It is more than 40 years since the prototype green economist Kenneth Boulding made the distinction between a linear and a circular economy.
The linear economy takes in raw materials at one end, and uses energy to transform them into complex products, which are sold in the market. The transformation process creates wastes; and built-in obsolescence ensures that much sooner than is necessary the products themselves are waste too. This rapid cycling of materials and energy enables the extraction of profits, but in terms of an energy-limited and materials-limited planet it is a disaster.
The economic holy grail
Since that time the holy grail of environmentally minded economists has been the closed-loop system, which mirrors the circular flow of materials and energy in natural systems. Perhaps the best image we can use to model the closed-loop system is that of compost. We take vegetables from the ground, their peelings can be allowed to decompose to produce more soil, which can then be the beginning of a new process of producing more vegetables. Our consumption is just one part of a natural circular flow.
It is no coincidence that the image for the good life — in green economics terms — is embedded in the land, for in our romantic notions that is where natural systems prevail and natural species, including the human species, live in a primeval balance with nature. The neoclassical economists, by contrast, have forgotten about land almost entirely.
Economics has been focused on trade rather than land for 250 years, since the physiocrats, with their conception of Mother Earth as the source of all value, were supplanted by the marketeers. Their opponents the mercantilists argued for a market regulated so as to ensure the most efficient and rapid production of manufactured goods, which could then be traded. They began to equate wealth with money, in contrast to the physiocratic view that all wealth came from the land.
The mercantilists in turn were brushed aside by Adam Smith’s invisible hand and David Ricardo’s idealisation of the merchant, and ‘the land’, which we might see as at least partly analogous to ‘the environment’, slipped from the central place in thinking about the economy that it had always held.
Taking back the land
A hugely ambitious report soon to emerge from the Dublin-based think-tank FEASTA puts land right back at the centre of our thinking about economics — and specifically the economics of climate change. In contrast to the crazed schemes to cover the earth with mirrors or bury millions of tonnes of liquid CO2, this report into carbon cycles and sinks beings to outline a new partnership with the earth. Through afforestation, changed farming practices and the use of pyrolysis rather than decomposition to recycle our vegetable wastes, it offers creative thinking about how we might reinforce rather than undermine the cyclical wonder of nature’s chemistry.

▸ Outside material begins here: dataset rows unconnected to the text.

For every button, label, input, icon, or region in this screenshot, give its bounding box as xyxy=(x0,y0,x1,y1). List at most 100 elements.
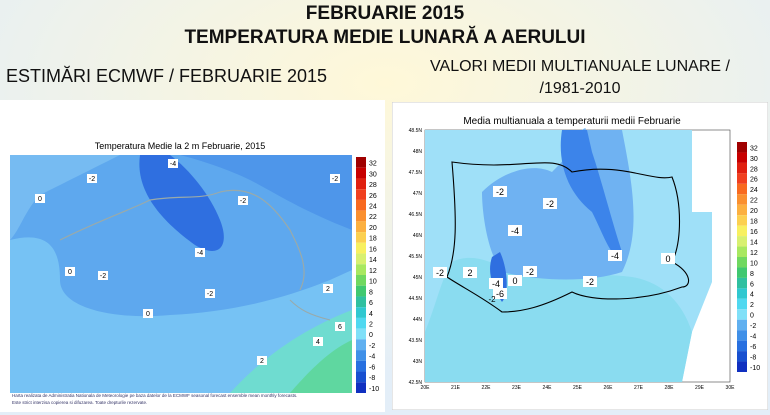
label-box xyxy=(335,322,345,331)
colorbar-label: 4 xyxy=(750,292,754,299)
colorbar-swatch xyxy=(356,221,366,233)
colorbar-label: 8 xyxy=(369,289,373,296)
lon-label: 28E xyxy=(665,385,675,391)
contour-label: 2 xyxy=(326,286,330,293)
contour-label: 4 xyxy=(316,339,320,346)
colorbar-swatch xyxy=(356,189,366,200)
contour-label: -4 xyxy=(511,226,519,236)
colorbar-label: 0 xyxy=(750,313,754,320)
label-box xyxy=(98,271,108,280)
colorbar-swatch xyxy=(737,204,747,216)
colorbar-label: -8 xyxy=(750,354,756,361)
label-box xyxy=(65,267,75,276)
lon-label: 29E xyxy=(695,385,705,391)
contour-label: -6 xyxy=(496,289,504,299)
colorbar-swatch xyxy=(737,215,747,226)
contour-label: 6 xyxy=(338,324,342,331)
colorbar-swatch xyxy=(737,225,747,237)
colorbar-label: 26 xyxy=(750,177,758,184)
lon-label: 30E xyxy=(726,385,736,391)
label-box xyxy=(463,267,477,278)
colorbar-swatch xyxy=(737,309,747,320)
contour-label: -4 xyxy=(197,250,203,257)
label-box xyxy=(313,337,323,346)
label-box xyxy=(238,196,248,205)
colorbar-label: 22 xyxy=(369,214,377,221)
lon-label: 24E xyxy=(543,385,553,391)
colorbar-swatch xyxy=(356,157,366,168)
colorbar-label: 4 xyxy=(369,311,373,318)
subtitle: TEMPERATURA MEDIE LUNARĂ A AERULUI xyxy=(184,27,586,48)
lat-label: 44N xyxy=(413,317,423,323)
colorbar-label: 20 xyxy=(750,208,758,215)
contour-label: -2 xyxy=(496,187,504,197)
left-heading: ESTIMĂRI ECMWF / FEBRUARIE 2015 xyxy=(6,66,328,86)
contour-label: -2 xyxy=(240,198,246,205)
label-box xyxy=(661,253,675,264)
colorbar-label: 28 xyxy=(750,166,758,173)
colorbar-label: 14 xyxy=(750,239,758,246)
colorbar-label: 30 xyxy=(750,156,758,163)
colorbar-label: 2 xyxy=(750,302,754,309)
colorbar-swatch xyxy=(356,296,366,308)
label-box xyxy=(523,266,537,277)
colorbar-swatch xyxy=(737,183,747,195)
colorbar-swatch xyxy=(737,246,747,257)
right-heading: VALORI MEDII MULTIANUALE LUNARE / /1981-… xyxy=(400,56,760,100)
lon-label: 26E xyxy=(604,385,614,391)
label-box xyxy=(35,194,45,203)
colorbar-label: 24 xyxy=(369,203,377,210)
colorbar-label: -6 xyxy=(369,364,375,371)
lat-label: 42.5N xyxy=(409,380,423,386)
contour-label: -2 xyxy=(526,267,534,277)
colorbar-label: 18 xyxy=(369,236,377,243)
lat-label: 48N xyxy=(413,149,423,155)
colorbar-swatch xyxy=(356,307,366,318)
contour-label: 0 xyxy=(665,254,670,264)
colorbar-label: -4 xyxy=(750,334,756,341)
colorbar-swatch xyxy=(356,285,366,297)
label-box xyxy=(330,174,340,183)
colorbar-swatch xyxy=(737,194,747,205)
colorbar-label: 22 xyxy=(750,198,758,205)
label-box xyxy=(508,225,522,236)
contour-label: 0 xyxy=(68,269,72,276)
right-map: Media multianuala a temperaturii medii F… xyxy=(392,102,768,410)
contour-label: -2 xyxy=(488,295,496,304)
colorbar-swatch xyxy=(737,340,747,352)
colorbar-swatch xyxy=(737,277,747,289)
contour-label: 0 xyxy=(512,276,517,286)
contour-label: 0 xyxy=(146,311,150,318)
colorbar-swatch xyxy=(737,267,747,278)
colorbar-swatch xyxy=(737,236,747,247)
colorbar-swatch xyxy=(356,242,366,254)
colorbar-swatch xyxy=(737,257,747,268)
colorbar-swatch xyxy=(737,351,747,362)
colorbar-label: 14 xyxy=(369,257,377,264)
label-box xyxy=(168,159,178,168)
lat-label: 45N xyxy=(413,275,423,281)
colorbar-swatch xyxy=(356,167,366,179)
contour-label: -2 xyxy=(436,268,444,278)
title: FEBRUARIE 2015 xyxy=(305,3,465,24)
colorbar-swatch xyxy=(356,328,366,340)
colorbar-swatch xyxy=(356,275,366,286)
colorbar-swatch xyxy=(356,371,366,383)
label-box xyxy=(543,198,557,209)
colorbar-label: 2 xyxy=(369,321,373,328)
contour-label: 2 xyxy=(467,268,472,278)
lon-label: 25E xyxy=(573,385,583,391)
contour-label: -2 xyxy=(546,199,554,209)
lon-label: 22E xyxy=(482,385,492,391)
colorbar-label: 28 xyxy=(369,182,377,189)
contour-label: -4 xyxy=(611,251,619,261)
heading-line: VALORI MEDII MULTIANUALE LUNARE / xyxy=(430,58,730,75)
contour-label: 2 xyxy=(260,358,264,365)
footnote: Este strict interzisa copierea si difuza… xyxy=(12,400,147,405)
colorbar-label: 32 xyxy=(369,161,377,168)
contour-label: -4 xyxy=(492,279,500,289)
colorbar-swatch xyxy=(356,232,366,243)
label-box xyxy=(489,278,503,289)
colorbar-label: 20 xyxy=(369,225,377,232)
lat-label: 43.5N xyxy=(409,338,423,344)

Proposals for geoengineering can be high-risk, especially when they come under the rubric of ‘ecosystem services’, a prostitution of beautiful biology to repair the damage of destructive industrialisation. Any plan to use natural sinks for our excess CO2 emissions can only work on the basis of three absolute conditions: that they are not used as a substitute for tackling our unsustainable production and consumption systems; that land with sequestration potential is viewed as a commons to be governed democratically; and that any value that is created through the beneficial use of that land stays with the communities who inhabit it.
It would be comforting to think that the return of land to its place at the centre of economic debate indicates a renewed respect for the natural world among a community of scholars who are unique in using the word exploitation without a hint of shame. Sadly, no such conversion has taken place, which is why we must watch the developing debate over carbon sinks with caution and care.